Overexpression of hnRNPM inhibited SeV-triggered activation of ISRE, NF-κB, and the IFN-β promoter, while deficiency of hnRNPM had the opposite effects. In addition, the replication of RNA virus was decreased in hnRNPM-deficient cells compared with control cells. These data established a critical role for hnRNPM in innate immune response to viral RNA.

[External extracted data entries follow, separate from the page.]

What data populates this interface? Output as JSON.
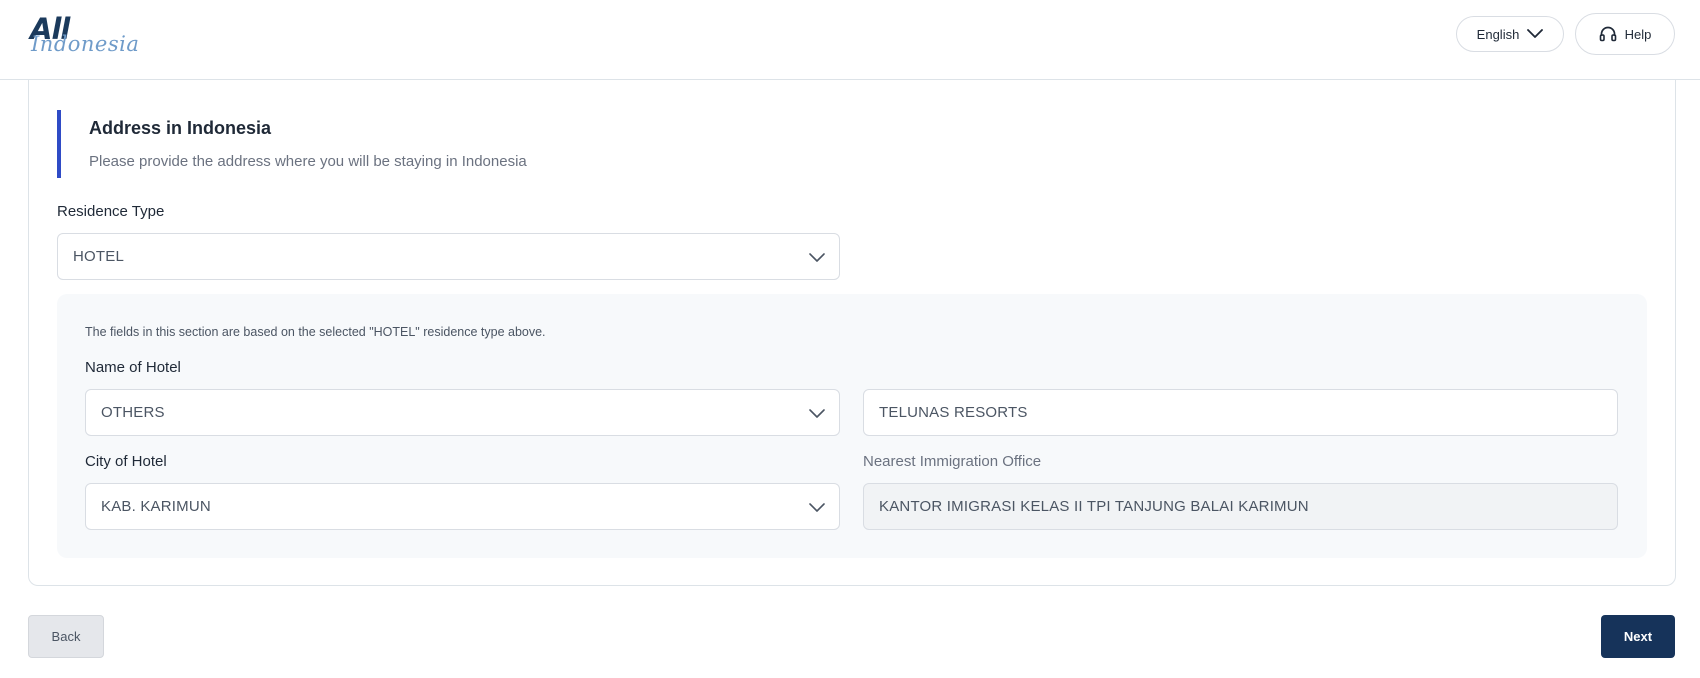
{
  "header": {
    "logo_primary": "All",
    "logo_secondary": "Indonesia",
    "language_label": "English",
    "help_label": "Help"
  },
  "section": {
    "title": "Address in Indonesia",
    "subtitle": "Please provide the address where you will be staying in Indonesia",
    "accent_color": "#2f4bc6"
  },
  "form": {
    "residence_type_label": "Residence Type",
    "residence_type_value": "HOTEL",
    "hint": "The fields in this section are based on the selected \"HOTEL\" residence type above.",
    "hotel_name_label": "Name of Hotel",
    "hotel_name_select_value": "OTHERS",
    "hotel_name_other_value": "TELUNAS RESORTS",
    "city_label": "City of Hotel",
    "city_value": "KAB. KARIMUN",
    "immigration_label": "Nearest Immigration Office",
    "immigration_value": "KANTOR IMIGRASI KELAS II TPI TANJUNG BALAI KARIMUN"
  },
  "footer": {
    "back_label": "Back",
    "next_label": "Next",
    "primary_color": "#16335a"
  },
  "icons": {
    "language_chevron": "chevron-down-icon",
    "help": "headset-icon",
    "select_chevron": "chevron-down-icon"
  }
}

We found that hnRNPM underwent re-distribution between nucleus and cytoplasm during RNA virus infection. hnRNPM was mostly localized in the nucleus in rest cells. Following infection, hnRNPM was translocated from the nucleus to cytoplasm, which was impaired in RIG-I knockdown cells. Furthermore, hnRNPM was also translocated from the nucleus to cytoplasm in IFN-β-treated cells. These results suggest that hnRNPM translocation is dependent on RLRs.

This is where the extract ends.